A MOTHER and her three young children were left sleeping on a police station floor after her employer Newham Council failed to find her emergency shelter when the family was made homeless.
Newham only provided temporary accommodation for Zineb Saafan and her three under-sixes after Focus E15 campaigners descended on the council’s housing offices yesterday.
Ms Saafan — who works as a cleaner on minimum wage at the council’s Stratford High Street offices — had to spend the night in Forest Gate police station after her private landlord’s two-week eviction notice ended.

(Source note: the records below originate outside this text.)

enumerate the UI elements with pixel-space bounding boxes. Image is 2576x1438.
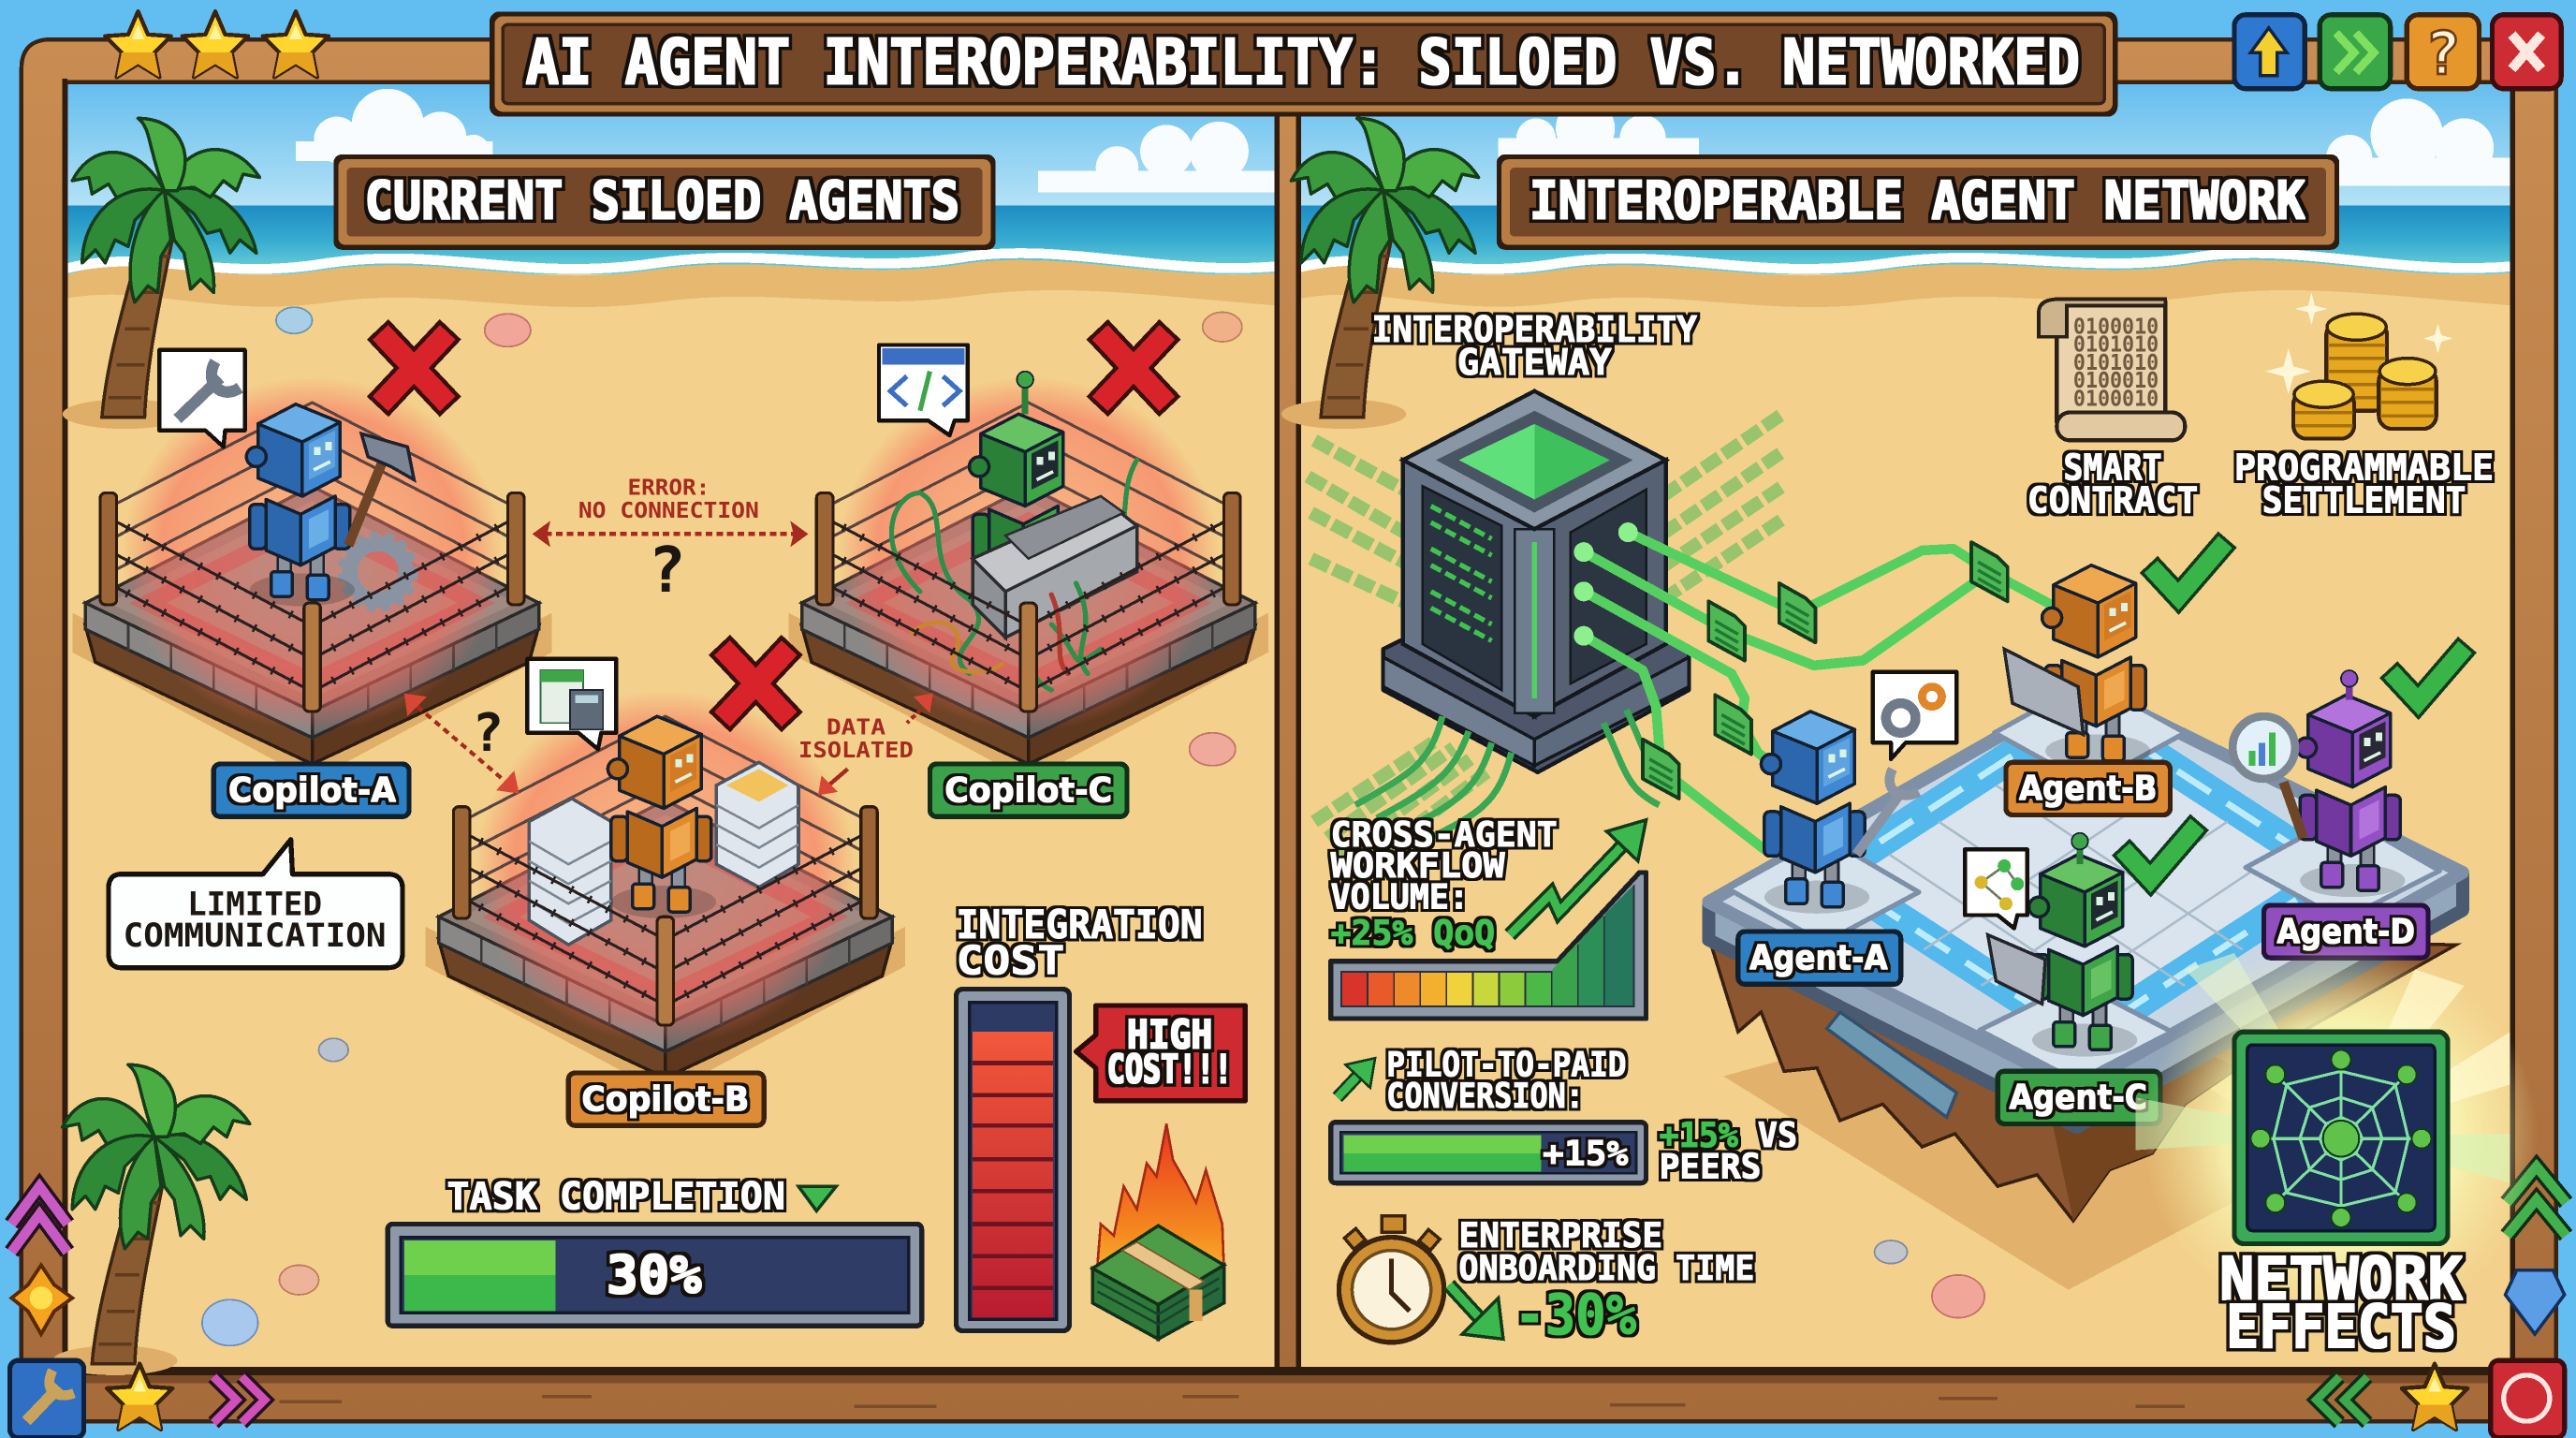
icon: smart contract scroll: 0100010 [2073,315,2159,339]
metric: +15% vs peers [1660,1115,1797,1186]
heading: network effects: EFFECTS [2226,1292,2456,1361]
metric: cross-agent workflow volume heading: WORKFLOW [1331,845,1506,886]
heading: interoperability gateway: GATEWAY [1457,342,1613,384]
robot: Agent-B orange [2004,565,2150,768]
label: programmable settlement [2234,447,2494,522]
icon buttons top right: ? [2425,19,2461,88]
speech bubble: network nodes [1965,849,2027,929]
heading: interoperability gateway [1372,309,1698,384]
island control panel [1827,1012,1956,1117]
floating island [1708,681,2463,1290]
gateway tower [1355,391,1689,842]
label: smart contract [2027,447,2198,522]
label: Copilot-B: Copilot-B [581,1078,749,1119]
desk and keyboard [973,496,1137,690]
title plaque [490,11,2117,117]
label: smart contract: SMART [2063,447,2162,489]
gauge: integration cost [956,990,1070,1331]
growth chart: segmented bar [1331,873,1647,1019]
icon: smart contract scroll [2039,299,2185,440]
callout: limited communication: COMMUNICATION [124,917,386,955]
label: Agent-B: Agent-B [2019,769,2157,809]
label: Agent-D: Agent-D [2277,911,2415,951]
corner pad: agent D [2246,814,2439,920]
icon: down triangle [798,1186,836,1211]
robot: Agent-A blue [1761,712,1919,914]
arrow: Copilot-A to Copilot-B broken link [404,694,520,794]
sign: high cost [1076,1005,1245,1101]
metric: +15% vs peers: +15% VS [1660,1115,1797,1155]
red X: Copilot-A [388,340,440,396]
paper stack right [716,762,798,888]
data isolated label: DATA [827,715,886,740]
gear [342,536,414,608]
label: Copilot-C: Copilot-C [944,770,1112,810]
heading: integration cost: INTEGRATION [956,902,1203,947]
isolated platform: Copilot-B [426,690,905,1094]
green data links from the gateway [1573,522,2063,849]
right heading plaque [1497,154,2339,250]
metric: cross-agent workflow volume heading [1331,814,1558,953]
metric value: +25% QoQ: +25% QoQ [1331,913,1495,953]
metric: +15% vs peers: PEERS [1660,1146,1761,1186]
laptop [1988,935,2045,1004]
label: Agent-B [2006,762,2170,814]
check mark: Agent-D [2397,654,2459,701]
heading: network effects [2219,1244,2463,1361]
speech bubble: wrench [159,350,245,447]
progress bar: pilot conversion +15% [1331,1123,1647,1183]
palm tree: right panel top [1281,118,1479,429]
label: Agent-A [1738,932,1901,984]
data isolated label: ISOLATED [798,739,914,763]
callout: limited communication: LIMITED [187,886,322,924]
heading: integration cost [956,902,1203,984]
arrow: pilot conversion up [1338,1058,1375,1097]
heading: integration cost: COST [956,938,1064,984]
right heading text: INTEROPERABLE AGENT NETWORK [1530,170,2305,231]
corner pad: agent C [1980,983,2172,1081]
isolated platform: Copilot-A [72,376,552,781]
palm tree: left panel bottom [52,1064,250,1375]
metric: pilot-to-paid conversion heading: CONVERSION: [1386,1076,1584,1116]
metric: enterprise onboarding time: ONBOARDING TIME [1459,1248,1754,1288]
corner pad: agent B [1995,681,2185,785]
icon: smart contract scroll: 0101010 [2073,333,2159,358]
progress bar: pilot conversion +15%: +15% [1543,1133,1628,1173]
water channel ring [1830,710,2336,1038]
left heading text: CURRENT SILOED AGENTS [365,170,959,231]
paper stack left [529,799,611,945]
red X: Copilot-C [1107,340,1160,396]
island shadow on sand [1723,986,2317,1290]
island rock underside [1708,936,2456,1221]
sign: high cost: HIGH [1127,1012,1212,1058]
title text: AI AGENT INTEROPERABILITY: SILOED VS. NETWORKED [526,26,2080,99]
bottom left icons [10,1360,265,1438]
label: programmable settlement: SETTLEMENT [2262,480,2466,522]
data documents on the links [1643,542,2008,799]
progress bar: task completion 30%: 30% [607,1245,701,1306]
arrow: no connection between Copilot-A and Copilot-C [533,521,809,547]
heading: interoperability gateway: INTEROPERABILITY [1372,309,1698,351]
shells on the sand: right panel [1875,1240,1984,1318]
label: Copilot-B [568,1073,764,1125]
heading: task completion: TASK COMPLETION [446,1175,785,1219]
label: smart contract: CONTRACT [2027,480,2198,522]
check mark: Agent-B [2157,549,2219,596]
panel: interoperable agent network background [1298,79,2513,1377]
stars: rating top left [105,11,329,77]
progress bar: task completion 30% [388,1224,922,1326]
arrow: onboarding time down [1449,1284,1503,1339]
tile: network effects web icon [2234,1032,2448,1244]
metric: pilot-to-paid conversion heading [1386,1045,1627,1116]
robot: blue with hammer [246,404,414,607]
speech bubble: spreadsheet and calculator [527,659,616,749]
robot: green at desk [970,414,1077,616]
red X: Copilot-B [729,655,782,712]
robot: orange overwhelmed [607,716,716,918]
glow behind network effects tile [2136,943,2539,1331]
shells on the sand: left panel [202,307,1242,1345]
sign: high cost: COST!!! [1107,1047,1232,1093]
robot: Agent-C green [1988,833,2137,1056]
robot: Agent-D purple [2232,670,2405,897]
label: Agent-C [1998,1071,2160,1123]
data streams entering the gateway [1308,414,1782,871]
arrow: growth trend [1510,820,1647,935]
label: programmable settlement: PROGRAMMABLE [2234,447,2494,489]
metric: cross-agent workflow volume heading: VOLUME: [1331,877,1469,917]
label: Agent-D [2263,905,2428,958]
metric: enterprise onboarding time [1459,1215,1754,1348]
laptop [2004,649,2083,734]
label: Agent-C: Agent-C [2009,1078,2147,1118]
label: Agent-A: Agent-A [1749,937,1888,977]
island slab [1708,687,2463,1127]
speech bubble: gears [1873,672,1956,759]
icon: smart contract scroll: 0100010 [2073,369,2159,393]
speech bubble: code [879,345,968,435]
error label: ERROR: [627,476,710,500]
question mark: lower link: ? [472,703,504,764]
left heading plaque [333,154,996,250]
icon: smart contract scroll: 0100010 [2073,387,2159,411]
error label [578,476,759,523]
icon: gold coin stacks [2265,292,2452,439]
label: Copilot-A [213,764,409,816]
callout: limited communication [109,840,402,968]
left rail icons [11,1186,72,1334]
panel: current siloed agents background [63,79,1278,1377]
label: Copilot-A: Copilot-A [228,770,396,810]
wrench [1856,795,1899,855]
check mark: Agent-C [2130,831,2191,879]
corner pad: agent A [1728,836,1919,943]
metric: pilot-to-paid conversion heading: PILOT-TO-PAID [1386,1045,1627,1085]
icon buttons top right [2234,15,2561,89]
tangled cables [891,460,1137,674]
right rail icons [2505,1167,2566,1334]
data isolated label [798,715,914,763]
magnifier with chart [2232,716,2304,838]
isolated platform: Copilot-C [788,372,1268,781]
question mark: ? [649,534,686,607]
arrows: data isolated [818,694,933,795]
metric: cross-agent workflow volume heading: CROSS-AGENT [1331,814,1558,855]
icon: stopwatch [1339,1216,1444,1343]
heading: network effects: NETWORK [2219,1244,2463,1313]
metric: enterprise onboarding time: ENTERPRISE [1459,1215,1662,1255]
palm tree: left panel top [63,118,259,429]
metric value: -30%: -30% [1515,1284,1636,1348]
icon: burning money [1092,1123,1224,1339]
label: Copilot-C [929,764,1127,816]
bottom right icons [2317,1360,2565,1438]
error label: NO CONNECTION [578,499,759,523]
icon: smart contract scroll: 0101010 [2073,351,2159,375]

The council would only offer her hotel accommodation two hours away in north London — ignoring her need to be near her job and her children’s school, she told the Star.
When Ms Saafan refused to leave the housing offices, the council called the police.
“They said you must find somewhere else to go or go to the police station,” she explained.
Together with her children aged six, three and one, Ms Saafan ended up on the floor of the police station, her luggage doubling as pillows and with coats for blankets.
Ms Saafan said station staff refused her daughter access to the toilet and when she asked for water police told her she was “not in a hotel.”
The next morning she turned to the Focus E15 Mums for help.
Campaign spokeswoman Sarah Kwei said it was “astonishing” that the council could not house one of its own employees.
She said the housing situation in the borough was quickly deteriorating.
“The same situation happened to me, my mum and my little brother when I was a teenager — sleeping in a police station because they wanted to find us a place out of London.
“That was years ago and it’s only got worse.”
Another woman with a young son was reportedly also sleeping on the Forest Gate police station’s floor the night Ms Saafan stayed there.
Ms Kwei said: “She wasn’t even the only one, it’s really disgusting.”
“We have the Carpenter’s Estate just outside (Newham housing offices) Bridge House, which has hundreds of perfectly good council homes available.”
The Focus E15 campaign occupied one of the estate’s empty buildings to highlight the mismanagement of social housing in Newham.
Yesterday, campaigners met one of the first new residents on the estate, which Ms Kwei labelled a “massive victory” for the group.
But Ms Kwei warned: “There’s still hundreds of homes left empty there.
“We need to get the rest of Carpenters Estate back into public use.”
A Newham council spokeswoman said: “This family is not the only one in need of our assistance.
“We have a very limited supply of accommodation we can offer to those who need help.”